What is a Pre-Removal Risk Assessment and can I apply?

What is a Pre-Removal Risk Assessment and can I apply?
This question has an answer and 4 steps
1
2
3
4
Reviewed: 
July 11, 2019
Answer

If you’re going to be removed from Canada, you might be eligible for a Pre-Removal Risk Assessment (PRRA). A PRRA is a written application where you explain why you’re afraid to return to your country and you provide documents to support your fear.

Your eligibility for a PRRA depends on several factors, including:

  • if there is a removal order against you,
  • if you have made a refugee claim,
  • how long it has been since your refugee claim was rejected, and
  • if you already made a refugee claim in another country that has an information sharing agreement with Canada

Removal order stayed

If you’re making your first PRRA application, and you follow the rules in applying for a PRRA , your removal order will be temporarily stayed. This means that you can’t be removed from Canada until your PRRA is decided. 

But if you’re making a second PRRA application, or if you apply for a PRRA at a Port of Entry (POE), your removal order will not be stayed or put on hold until your PRRA is decided.

Your PRRA application is decided using the same legal test that the Refugee Board uses to decide if you meet the definition of a Convention refugee or a person in need of protection.

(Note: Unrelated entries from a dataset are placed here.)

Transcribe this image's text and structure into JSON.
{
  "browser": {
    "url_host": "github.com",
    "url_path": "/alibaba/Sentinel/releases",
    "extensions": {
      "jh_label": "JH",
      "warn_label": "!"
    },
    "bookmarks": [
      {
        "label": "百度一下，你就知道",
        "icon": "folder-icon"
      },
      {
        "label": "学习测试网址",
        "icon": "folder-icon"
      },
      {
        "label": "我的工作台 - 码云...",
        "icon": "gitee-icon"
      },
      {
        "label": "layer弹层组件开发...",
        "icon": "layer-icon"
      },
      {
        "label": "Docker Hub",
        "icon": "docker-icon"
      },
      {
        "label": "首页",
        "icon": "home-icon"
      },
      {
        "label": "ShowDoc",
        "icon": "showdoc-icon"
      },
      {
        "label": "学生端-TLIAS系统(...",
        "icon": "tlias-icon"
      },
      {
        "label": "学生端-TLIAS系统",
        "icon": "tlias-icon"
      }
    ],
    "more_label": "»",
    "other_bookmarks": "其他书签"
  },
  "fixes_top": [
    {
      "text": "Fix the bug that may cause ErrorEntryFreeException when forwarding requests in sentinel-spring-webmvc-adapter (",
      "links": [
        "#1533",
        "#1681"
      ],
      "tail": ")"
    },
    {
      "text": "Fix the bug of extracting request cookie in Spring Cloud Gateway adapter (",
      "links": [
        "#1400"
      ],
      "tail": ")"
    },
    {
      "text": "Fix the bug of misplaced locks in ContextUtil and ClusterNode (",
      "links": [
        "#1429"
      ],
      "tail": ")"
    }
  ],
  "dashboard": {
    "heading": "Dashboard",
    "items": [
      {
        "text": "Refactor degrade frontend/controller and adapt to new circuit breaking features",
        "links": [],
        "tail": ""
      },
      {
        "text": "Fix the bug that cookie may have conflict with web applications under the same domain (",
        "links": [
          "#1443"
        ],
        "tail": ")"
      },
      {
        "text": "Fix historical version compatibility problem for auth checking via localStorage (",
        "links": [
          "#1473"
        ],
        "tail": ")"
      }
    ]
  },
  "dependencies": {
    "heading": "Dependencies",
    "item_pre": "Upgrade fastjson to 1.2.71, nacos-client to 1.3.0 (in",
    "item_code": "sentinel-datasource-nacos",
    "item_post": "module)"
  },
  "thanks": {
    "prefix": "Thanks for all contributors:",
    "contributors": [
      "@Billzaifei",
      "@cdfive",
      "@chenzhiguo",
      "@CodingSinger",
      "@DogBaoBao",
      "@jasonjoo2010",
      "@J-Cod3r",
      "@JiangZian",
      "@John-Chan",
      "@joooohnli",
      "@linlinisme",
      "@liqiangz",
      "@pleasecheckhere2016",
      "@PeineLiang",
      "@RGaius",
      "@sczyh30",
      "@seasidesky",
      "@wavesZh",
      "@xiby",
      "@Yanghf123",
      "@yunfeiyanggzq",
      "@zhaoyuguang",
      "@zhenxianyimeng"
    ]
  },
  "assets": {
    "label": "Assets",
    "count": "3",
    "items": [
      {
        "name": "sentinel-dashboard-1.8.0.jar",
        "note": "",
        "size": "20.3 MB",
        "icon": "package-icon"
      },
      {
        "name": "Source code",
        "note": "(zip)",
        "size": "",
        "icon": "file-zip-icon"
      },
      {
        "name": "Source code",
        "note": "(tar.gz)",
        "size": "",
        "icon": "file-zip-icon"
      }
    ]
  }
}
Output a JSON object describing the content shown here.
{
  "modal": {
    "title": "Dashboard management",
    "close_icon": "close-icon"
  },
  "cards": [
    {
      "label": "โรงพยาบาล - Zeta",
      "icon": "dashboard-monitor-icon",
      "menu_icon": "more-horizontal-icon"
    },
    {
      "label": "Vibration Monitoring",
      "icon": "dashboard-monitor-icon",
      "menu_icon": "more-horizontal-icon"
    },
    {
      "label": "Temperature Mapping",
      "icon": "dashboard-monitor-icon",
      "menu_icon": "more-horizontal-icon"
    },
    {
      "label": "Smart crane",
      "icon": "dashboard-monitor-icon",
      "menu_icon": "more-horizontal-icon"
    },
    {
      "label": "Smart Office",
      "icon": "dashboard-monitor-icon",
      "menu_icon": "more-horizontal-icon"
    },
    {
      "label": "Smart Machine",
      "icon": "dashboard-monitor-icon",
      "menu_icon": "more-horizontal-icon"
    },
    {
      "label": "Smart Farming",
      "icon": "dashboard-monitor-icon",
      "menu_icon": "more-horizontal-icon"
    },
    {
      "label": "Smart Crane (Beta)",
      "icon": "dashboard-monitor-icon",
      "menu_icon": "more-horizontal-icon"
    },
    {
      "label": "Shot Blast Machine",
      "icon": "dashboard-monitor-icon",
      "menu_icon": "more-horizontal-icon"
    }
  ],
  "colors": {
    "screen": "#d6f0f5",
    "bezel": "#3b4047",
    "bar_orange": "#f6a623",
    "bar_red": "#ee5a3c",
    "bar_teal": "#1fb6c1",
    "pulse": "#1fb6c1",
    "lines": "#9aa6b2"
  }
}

If your PRRA is approved, you will be granted protected person status and in most cases you can apply for permanent resident status.

Inadmissible or excluded

If you’re inadmissible or your refugee claim has been excluded, you should get legal advice. These situations are very complicated.

For example, you’re inadmissible to Canada because you’ve committed a serious crime, broke human rights laws, or there are other security concerns, you’re only entitled to a “restricted PRRA”.

Different factors are used when deciding a restricted PRRA application. And if your restricted PRRA is approved, you will only get temporary protection from removal. That protection can be reviewed and you can be removed at any time. You will not get protected person status and you can’t apply for permanent residence.

Get legal help

Talk to a lawyer as soon as possible to get help with your PRRA application or if Canada Border Services Agency (CBSA) is trying to remove you before you become eligible for a PRRA. It’s very difficult to succeed with a PRRA without a lawyer. There are strict deadlines to follow and the rules about what evidence you can include are complicated.

If you have never received a removal order, you might be eligible to make a refugee claim instead of a PRRA. Talk to a lawyer as soon as possible before you get a removal order.